Hello AT,
I was looking through the great pictures on Domino's past design competition and came across this chair (front of the pic).
Is anyone able to identify it?
I am especially curious as the owner created the room on a budget and I am desperate to find a comfortable, but affordable chair like the one in the picture.
Thanks! Jodi
(Note: Include a pic of your problem and your question gets posted first.)
Dear Jodi,
That chair is really a daybed of sorts and is of a very definitive style and period, though we can't put our finger on the name. In good shape and when "real" antiques, these are definitely not cheap, but you should be able to find something similar at a good price.
We would troll Craigslist and also look into 1st Dibs and Ebay.
We hope, however, that one of our readers can come up with the right name ;-)...
Anyone?
Do you meant the bench, in the foreground, what might be called a daybed? There is no chair in the photograph.
view readingglasses's profile
It's French Empire style. Looks like an antique, so I'm guessing this was not a budget room.
view Lisa Hunter's profile
Search also the term "victorian" since people love to lump that type of furniture into that term...
view I Love Upstate's profile
If you're on a tight budget, I think Bombay Company has something similar. But I'd hold out for a real antique.
view Lisa Hunter's profile
I've always seen this sort of "daybed" referred to as a "chaise". I don't know my eras very well, but I think Lisa is right that it's a French Empire style, with the rolled arms. I've seen them on Craigslist once in awhile, averaging $200 - 400.
Good luck. I love chaises, too!
view Pteetsa's profile
You might find something similar and not unreasonable at Ballarddesign.com
view martha's profile
The technical term (if we were in Paris) is recamier, after Madame Recamier, a gorgeous early Nineteenth Century babe who was painted sitting in a similar piece--one modeled directly on an ancent Roman model--by the great Jaques Louis David.

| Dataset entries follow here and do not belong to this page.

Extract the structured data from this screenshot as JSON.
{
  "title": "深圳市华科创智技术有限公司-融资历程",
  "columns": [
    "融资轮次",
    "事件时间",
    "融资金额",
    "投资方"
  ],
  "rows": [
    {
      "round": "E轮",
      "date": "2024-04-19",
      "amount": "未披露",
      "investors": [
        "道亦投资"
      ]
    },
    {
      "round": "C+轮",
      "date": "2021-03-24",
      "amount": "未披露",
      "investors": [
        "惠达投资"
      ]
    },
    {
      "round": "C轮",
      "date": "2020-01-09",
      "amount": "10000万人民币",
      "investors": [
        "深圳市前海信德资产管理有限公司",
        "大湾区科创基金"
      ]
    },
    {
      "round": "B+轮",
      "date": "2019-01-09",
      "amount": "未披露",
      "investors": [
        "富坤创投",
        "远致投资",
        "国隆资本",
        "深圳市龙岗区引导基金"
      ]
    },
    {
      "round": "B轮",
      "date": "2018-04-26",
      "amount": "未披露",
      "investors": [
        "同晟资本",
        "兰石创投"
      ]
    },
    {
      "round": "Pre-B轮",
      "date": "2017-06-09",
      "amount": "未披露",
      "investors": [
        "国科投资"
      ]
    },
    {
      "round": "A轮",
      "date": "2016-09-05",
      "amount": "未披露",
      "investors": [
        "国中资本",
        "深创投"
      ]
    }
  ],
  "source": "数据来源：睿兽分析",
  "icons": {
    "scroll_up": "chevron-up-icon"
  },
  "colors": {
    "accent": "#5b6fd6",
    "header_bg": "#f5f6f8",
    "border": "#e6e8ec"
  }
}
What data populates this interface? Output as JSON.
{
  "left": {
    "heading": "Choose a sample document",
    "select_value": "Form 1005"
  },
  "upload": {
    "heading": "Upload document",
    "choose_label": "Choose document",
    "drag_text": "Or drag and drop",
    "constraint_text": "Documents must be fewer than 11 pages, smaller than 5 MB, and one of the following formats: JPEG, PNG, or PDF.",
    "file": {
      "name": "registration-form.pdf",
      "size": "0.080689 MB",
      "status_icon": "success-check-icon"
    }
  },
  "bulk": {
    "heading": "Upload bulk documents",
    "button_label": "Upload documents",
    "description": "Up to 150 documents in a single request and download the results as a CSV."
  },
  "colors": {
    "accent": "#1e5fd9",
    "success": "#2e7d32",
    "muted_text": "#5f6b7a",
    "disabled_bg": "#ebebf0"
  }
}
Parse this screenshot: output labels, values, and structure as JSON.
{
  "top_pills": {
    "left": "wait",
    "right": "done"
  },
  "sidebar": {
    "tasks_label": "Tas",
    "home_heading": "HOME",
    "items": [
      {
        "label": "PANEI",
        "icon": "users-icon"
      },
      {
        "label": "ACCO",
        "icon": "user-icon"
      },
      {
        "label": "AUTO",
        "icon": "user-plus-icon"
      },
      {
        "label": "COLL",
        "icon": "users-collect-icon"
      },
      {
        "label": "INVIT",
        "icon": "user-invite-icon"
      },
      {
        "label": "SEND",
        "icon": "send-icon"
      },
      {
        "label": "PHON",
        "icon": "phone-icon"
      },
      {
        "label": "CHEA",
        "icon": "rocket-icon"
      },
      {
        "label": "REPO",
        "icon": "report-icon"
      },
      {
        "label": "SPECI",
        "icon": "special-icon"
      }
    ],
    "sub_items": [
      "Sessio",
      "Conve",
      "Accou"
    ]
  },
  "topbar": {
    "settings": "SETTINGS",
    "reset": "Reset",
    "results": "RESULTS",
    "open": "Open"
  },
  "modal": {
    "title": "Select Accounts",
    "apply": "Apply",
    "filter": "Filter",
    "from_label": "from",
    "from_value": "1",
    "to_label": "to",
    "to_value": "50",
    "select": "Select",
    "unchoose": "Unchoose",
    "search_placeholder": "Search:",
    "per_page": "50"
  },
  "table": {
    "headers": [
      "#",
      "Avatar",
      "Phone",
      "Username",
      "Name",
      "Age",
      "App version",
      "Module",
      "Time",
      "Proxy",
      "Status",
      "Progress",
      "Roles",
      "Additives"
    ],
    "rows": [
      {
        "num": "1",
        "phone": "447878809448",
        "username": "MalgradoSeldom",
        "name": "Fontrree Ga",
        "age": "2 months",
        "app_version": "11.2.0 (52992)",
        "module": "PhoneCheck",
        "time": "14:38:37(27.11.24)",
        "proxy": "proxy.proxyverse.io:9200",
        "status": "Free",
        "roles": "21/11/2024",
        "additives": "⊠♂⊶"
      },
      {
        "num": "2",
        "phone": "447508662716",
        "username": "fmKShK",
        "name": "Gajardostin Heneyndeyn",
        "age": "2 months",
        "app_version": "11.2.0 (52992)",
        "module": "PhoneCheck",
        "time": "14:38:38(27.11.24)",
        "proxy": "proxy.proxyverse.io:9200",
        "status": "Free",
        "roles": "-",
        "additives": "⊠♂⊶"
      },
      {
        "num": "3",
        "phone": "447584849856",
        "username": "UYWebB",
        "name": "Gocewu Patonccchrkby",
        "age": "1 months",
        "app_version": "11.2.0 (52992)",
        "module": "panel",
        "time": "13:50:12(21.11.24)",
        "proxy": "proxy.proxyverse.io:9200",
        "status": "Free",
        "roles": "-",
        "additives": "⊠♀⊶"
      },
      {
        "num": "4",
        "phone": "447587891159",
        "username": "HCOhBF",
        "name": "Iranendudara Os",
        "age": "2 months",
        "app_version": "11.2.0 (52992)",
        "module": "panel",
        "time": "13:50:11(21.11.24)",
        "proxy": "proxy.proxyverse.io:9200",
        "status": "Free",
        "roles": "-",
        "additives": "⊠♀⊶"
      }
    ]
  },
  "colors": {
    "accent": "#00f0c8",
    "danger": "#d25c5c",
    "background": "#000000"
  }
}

Here, we just call them Empire daybeds.
The cabinetmaker Duncan Phyfe made similar pieces in mahogany & others were included as part of a suite of Lannuier furniture made for the White House, all of which pieces were unfortunately burned up when the Brits set fire to the place in 1812. But the style is a classic, which is why these pieces are still showing up in places like Ballards & the Spiegel catalog almost 2 hundred years later. But if I were you, I'd watch out for the real thing, not buy a pricey new knockoff that isn't nearly as well-constructed.
I've been sleeping every night on a slightly beefier version of the one in the picture--mine is good old American walnut made in the 1830s or 1840s--since I was in college, when I picked it up at an antique show for $225. I had to eat macaroni-&-cheese for months to pay for it, but it was worth it, and I was the only kid in my dorm with one like it.
Anyway, keep your eyes open for a real one. These sometimes show up on ebay, as do authentic Empire sofas, which were generally built like tanks and which are often just as strong today as they were 175 years ago. I bought one of those (also from the 183Os,) last spring for $800, and that included new silk-&-wool upholstery, round bolsters & new (and authentic) horsehair padding, which stuff beats foam for longevity any day. The things are out there, and these days, prices for antiques are sagging, so now's the time to buy. Good luck.